Tasha Hughes, clinical assistant professor specializing in surgery at Michigan Medicine, said while the study’s researchers have been tracking surveys for a long time, it is hard to tell if this increase in work hours was caused by the COVID-19 pandemic. Hughes said while the data is not new, the number of first-year resident physicians with a risk of depression should be noted. 

“We still see about a third of interns, 32% of interns, that start out as not depressed have depression on at least one of those checkpoints throughout their intern year based on their PHQ-9 score,” Hughes said. “So we think it’s a pretty significant problem.”

Hughes said while the way mental health is discussed varies from department to department, it is still important that Michigan Medicine takes action to address residents’ mental health concerns. Michigan Medicine’s House Officer Mental Health Program is one such initiative that provides support to residents.

“We have different roles and programs set up that address both resident health and well-being, and mental health is part of that,” Hughes said. “Some of (the focuses) include control over your time, finding value or meaning in your work and reducing harassment or unfair treatment in the workplace for residents.”
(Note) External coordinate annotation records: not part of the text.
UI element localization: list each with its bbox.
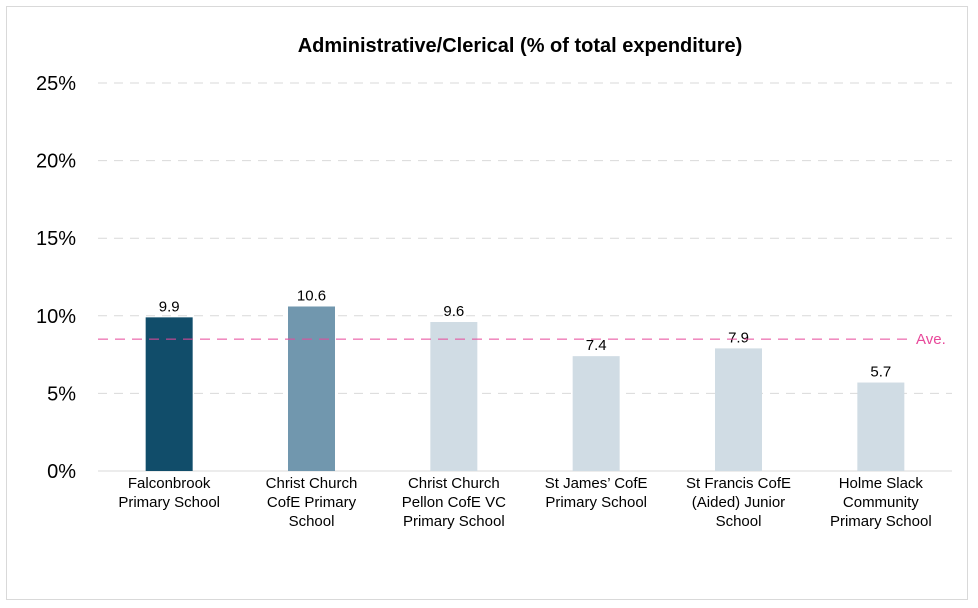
x-tick-label-line: Community: [843, 494, 919, 511]
data-labels: 9.9 10.6 9.6 7.4 7.9 5.7: [159, 287, 892, 380]
x-tick-label-line: Primary School: [403, 513, 505, 530]
bar: [572, 356, 620, 471]
data-label: 9.9: [159, 298, 180, 315]
y-tick-label: 20%: [36, 151, 76, 173]
x-tick-label-line: Christ Church: [408, 475, 500, 492]
bar: [430, 322, 478, 471]
x-tick-label-line: Primary School: [545, 494, 647, 511]
data-label: 7.4: [586, 337, 607, 354]
chart-title: Administrative/Clerical (% of total expe…: [298, 35, 743, 57]
x-tick-label: Christ Church Pellon CofE VC Primary Schoo…: [402, 475, 506, 530]
x-tick-label-line: Christ Church: [266, 475, 358, 492]
bar: [145, 317, 193, 471]
bar: [857, 382, 905, 471]
x-tick-label: St Francis CofE (Aided) Junior School: [686, 475, 791, 530]
x-tick-label-line: Primary School: [118, 494, 220, 511]
data-label: 5.7: [870, 364, 891, 381]
average-label: Ave.: [916, 331, 946, 348]
x-tick-label-line: School: [716, 513, 762, 530]
x-tick-label-line: (Aided) Junior: [692, 494, 785, 511]
x-tick-label-line: School: [289, 513, 335, 530]
x-tick-label-line: St James’ CofE: [545, 475, 648, 492]
chart-frame: [6, 6, 968, 600]
x-tick-label-line: Falconbrook: [128, 475, 211, 492]
x-tick-label: Christ Church CofE Primary School: [266, 475, 358, 530]
x-tick-label-line: St Francis CofE: [686, 475, 791, 492]
x-tick-label: Falconbrook Primary School: [118, 475, 220, 511]
x-axis-ticks: Falconbrook Primary School Christ Church Co…: [118, 475, 931, 530]
data-label: 10.6: [297, 287, 326, 304]
y-axis-ticks: 0% 5% 10% 15% 20% 25%: [36, 73, 76, 483]
x-tick-label-line: Primary School: [830, 513, 932, 530]
y-tick-label: 25%: [36, 73, 76, 95]
x-tick-label: Holme Slack Community Primary School: [830, 475, 932, 530]
bar: [288, 306, 335, 471]
data-label: 7.9: [728, 329, 749, 346]
gridlines: [98, 82, 952, 472]
x-tick-label-line: Holme Slack: [839, 475, 924, 492]
y-tick-label: 15%: [36, 228, 76, 250]
x-tick-label-line: Pellon CofE VC: [402, 494, 506, 511]
bar: [715, 348, 762, 471]
x-tick-label: St James’ CofE Primary School: [545, 475, 648, 511]
y-tick-label: 5%: [47, 383, 76, 405]
x-tick-label-line: CofE Primary: [267, 494, 357, 511]
bars: [145, 306, 905, 471]
average-line-group: Ave.: [98, 331, 946, 348]
y-tick-label: 0%: [47, 461, 76, 483]
y-tick-label: 10%: [36, 306, 76, 328]
data-label: 9.6: [443, 303, 464, 320]
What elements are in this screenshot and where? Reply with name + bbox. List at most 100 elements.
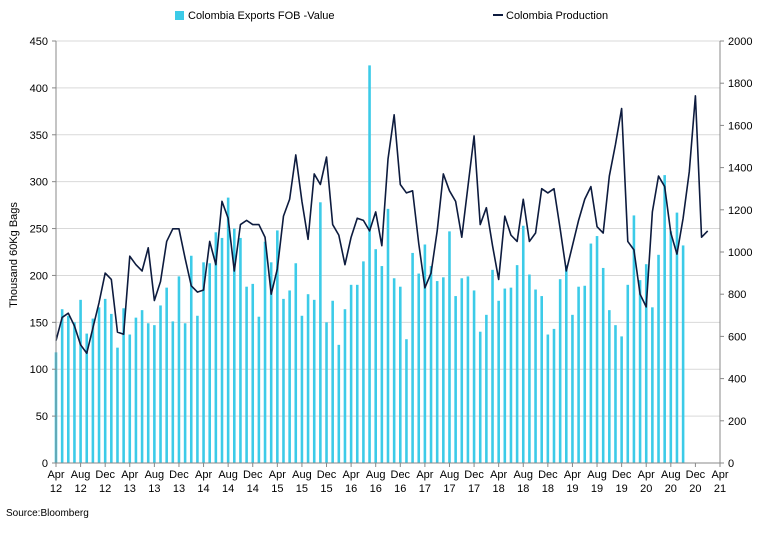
exports-bar — [282, 298, 285, 463]
exports-bar — [380, 266, 384, 463]
y-right-tick-label: 1000 — [728, 247, 752, 259]
exports-bar — [171, 321, 175, 463]
exports-bar — [239, 237, 242, 463]
exports-bar — [540, 296, 543, 463]
exports-bar — [565, 265, 568, 463]
x-tick-month: Apr — [343, 469, 360, 481]
x-tick-year: 16 — [394, 483, 406, 495]
exports-bar — [153, 325, 156, 463]
x-tick-month: Aug — [218, 469, 238, 481]
exports-bars — [54, 65, 685, 463]
x-tick-month: Aug — [661, 469, 681, 481]
x-tick-year: 14 — [222, 483, 234, 495]
exports-bar — [269, 262, 273, 463]
x-tick-year: 18 — [493, 483, 505, 495]
exports-bar — [411, 252, 414, 463]
exports-bar — [515, 265, 519, 463]
y-left-tick-label: 400 — [30, 83, 48, 95]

Fang, senior neuroscience researcher at Michigan Medicine, said depression rates among resident physicians is an issue that needed to be addressed not just in the U.S., but across the world.

“Although the data is only (based on) U.S. interns, I think it is also not only the U.S. medical system that needs to fight this battle” Fang said. “I think it’s a global issue that at least junior doctors or medical trainees are suffering from.”

Yu also said the healthcare system as a whole could help combat depression by providing more support for incoming first-year physicians. 

“I think what the overall medical system could do is try to reduce the burden (on physicians) in order to make their work more efficient,” Yu said. “At the same time, ensure they have enough training. (Ensure) they can learn what they need to learn but reduce some unnecessary burdens.”

Though facing mental health and depression is a risk resident physicians take during their internships, LSA freshman Sikander Choudhary says this issue affects everyone, even those outside the medical field. 

“It’s important to take care of yourself, especially if you are someone taking care of others,” Choudhary said.